De Moscou à Jérusalem en passant par l'Angleterre ou le Périgord français, de jeunes adultes des années 1940 témoignent, à la veille du 75e anniversaire de la fin de la guerre

Lutz Rackow, survivant de la Seconde guerre mondiale, en interview à son domicile de Berlin, le 30 avril 2020. (Crédit : Odd ANDERSEN / AFP)
Lutz Rackow, survivant de la Seconde guerre mondiale, en interview à son domicile de Berlin, le 30 avril 2020. (Crédit : Odd ANDERSEN / AFP)

A la veille du 75e anniversaire de la fin de la Deuxième guerre mondiale, dans un monde paralysé par la pandémie de coronavirus, ceux qui ont vécu le conflit et les années qui ont suivi rappellent que les rigueurs endurées restent incomparables.
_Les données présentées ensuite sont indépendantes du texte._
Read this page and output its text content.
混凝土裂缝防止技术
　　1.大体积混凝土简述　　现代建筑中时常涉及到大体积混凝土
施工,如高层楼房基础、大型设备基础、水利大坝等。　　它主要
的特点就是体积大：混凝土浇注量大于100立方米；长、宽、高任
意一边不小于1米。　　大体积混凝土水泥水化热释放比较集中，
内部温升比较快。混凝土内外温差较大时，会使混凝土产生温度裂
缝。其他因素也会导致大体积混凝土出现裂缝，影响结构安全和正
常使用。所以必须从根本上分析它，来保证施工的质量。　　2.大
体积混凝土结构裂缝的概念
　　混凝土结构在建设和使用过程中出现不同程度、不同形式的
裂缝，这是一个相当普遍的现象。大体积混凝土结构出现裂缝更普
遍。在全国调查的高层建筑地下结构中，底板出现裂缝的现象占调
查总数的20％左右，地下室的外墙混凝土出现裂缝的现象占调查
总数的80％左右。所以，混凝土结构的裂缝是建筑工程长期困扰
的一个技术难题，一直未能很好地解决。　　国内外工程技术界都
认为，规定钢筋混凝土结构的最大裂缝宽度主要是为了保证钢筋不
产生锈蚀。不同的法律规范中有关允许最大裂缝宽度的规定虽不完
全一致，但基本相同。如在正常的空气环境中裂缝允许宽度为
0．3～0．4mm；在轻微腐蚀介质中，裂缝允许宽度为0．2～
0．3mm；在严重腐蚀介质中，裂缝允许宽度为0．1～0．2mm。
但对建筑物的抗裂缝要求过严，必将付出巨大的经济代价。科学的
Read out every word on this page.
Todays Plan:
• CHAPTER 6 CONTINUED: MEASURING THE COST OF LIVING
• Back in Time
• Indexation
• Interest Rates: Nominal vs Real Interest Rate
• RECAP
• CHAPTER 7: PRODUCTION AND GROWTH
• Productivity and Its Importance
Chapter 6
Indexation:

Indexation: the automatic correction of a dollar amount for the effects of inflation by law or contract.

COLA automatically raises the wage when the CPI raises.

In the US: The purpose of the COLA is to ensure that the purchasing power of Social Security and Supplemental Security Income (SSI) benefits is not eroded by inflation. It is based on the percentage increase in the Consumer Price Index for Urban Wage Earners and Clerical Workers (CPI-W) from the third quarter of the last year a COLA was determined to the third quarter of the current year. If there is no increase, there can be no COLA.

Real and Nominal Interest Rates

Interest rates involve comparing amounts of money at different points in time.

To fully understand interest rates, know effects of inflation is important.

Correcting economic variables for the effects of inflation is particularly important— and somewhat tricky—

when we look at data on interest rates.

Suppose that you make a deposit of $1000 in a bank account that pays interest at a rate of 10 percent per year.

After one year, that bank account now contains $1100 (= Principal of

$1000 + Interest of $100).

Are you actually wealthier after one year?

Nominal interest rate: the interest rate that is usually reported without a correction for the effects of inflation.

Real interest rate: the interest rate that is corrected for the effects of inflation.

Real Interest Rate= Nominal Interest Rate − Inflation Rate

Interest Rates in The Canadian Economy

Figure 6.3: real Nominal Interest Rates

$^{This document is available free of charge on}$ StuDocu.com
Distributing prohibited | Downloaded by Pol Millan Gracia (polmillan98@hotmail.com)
La comparaison a été évoquée, notamment par le secrétaire général de l’ONU Antonio Guterres, qui a parlé de « la pire crise mondiale depuis 1945 ».

De Moscou à Jérusalem en passant par le sud-ouest de l’Angleterre ou le Périgord français, de jeunes adultes des années 1940 témoignent.

Joan Hall, 95 ans, Royaume-Uni : le retour de « l’esprit de communauté »

« Pendant la guerre, vous pouviez sortir prendre un verre ou dîner. Ce virus, ils vous forcent à rester à la maison. Et en ce qui me concerne, je préfère les années de guerre à ce virus ! », prévient d’emblée Joan Hall.

La guerre de 39-45, elle l’a d’abord vécue à Birmingham (ouest), chez ses parents avant de s’engager à 17 ans dans la Women Royal Air Force, où elle a servi pendant quatre ans, principalement à la cantine des officiers.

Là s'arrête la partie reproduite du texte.